Good data visualizations can have a strong impact on how you think about a phenomena. Earlier in 2016, a single image made by Ed Hawkins brought home how much our global average temperature has changed in a way that even the famous hockey stick graph didn’t.

http://www.climatecentral.org/news/see-earths-temperature-spiral-toward-2c-20332
from http://www.climatecentral.org/news/see-earths-temperature-spiral-toward-2c-20332

There is a lot going on in this image. It’s truly stunning. And a lot of it illustrates all of the best principles of data visualization - and it can be done in ggplot2! So, today, we’re going to use this graph as our point of entry into exploring data visualization and ggplot2. Along the way we’re going to explore many many aspects of ggplot2 that are available to us.

For this we’re going to use a processed form of the data you can download (and put in your data folder) here.

For today we will largely work in pairs. For each question, talk through what you are going to do and agree on a strategy. Then, one person take the driver’s seat and the second person tell them what to code out to implement their vision. The “driver” can help out by fixing code along the way that isn’t quite right. When you’re done and have a great visualization, indicate you’re done with the problem on the class etherpad and post your image to slack.

And don’t be hesitant to consult ye olde ggplot2 cheat sheet!

The Lab Challenge Problems

  1. Load up the data. After you load the data (let’s say we called it hadcrut), let’s put the names in order with something like
hadcrut$month <- factor(hadcrut$month, levels = month.abb)

For those that want to know what this is doing, a factor is like a character - only there is an underlying order to it which is specified by levels. month.abb is a vector that is a constant (like pi or letters) in base R of all of the abbreviations of month in order. For more on factors, see this great blog post from simplystatistics.

  1. What does the distribution of temperature anomalies look like?

  2. Does the distribution vary by month?

  3. How about by year? Use whatever geoms, scales, or other tools you feel best show this.

BONUS 4. Install the ggridges package and take a look at some of its documentation. Can you use ggridges to show information about anomaly by month or year? Combine the two?

  1. Using stat_summary() or some other stat, can you see any relationship between month and anomaly over time? Do certain months have larger anomalies than others?

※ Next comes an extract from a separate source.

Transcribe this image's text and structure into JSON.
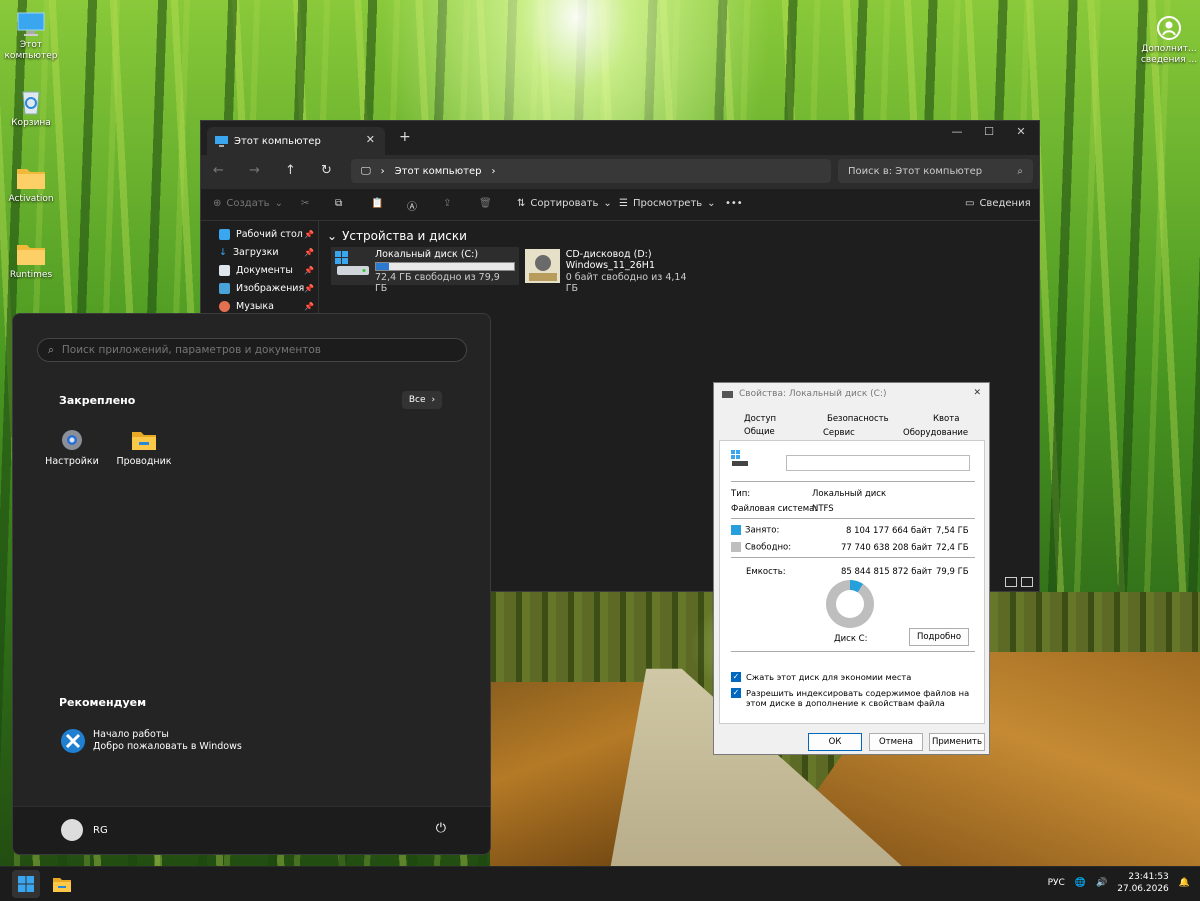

  2. Let’s talk time. Can you plot anomaly by month with different lines for different years. To make it clearer, color line by year. Play with color scales and themes until you have something you like.

  3. Can you highlight when certain thresholds - say 1C and 2C - are passed? Use geom_hline() here.

  4. Cool. Now. What if you use coord_polar() here. What does that make things look like?

  5. Last, using everything above as a starting point, what do you feel is the best visualization you can generate with this data set to show climate change? Don’t hold back! When you’re done, post the viz to the slack channel.

BONUS BONUS - Check out gganimate. Can you remake hawkins graph? Or use animation some other way to make something even more informative?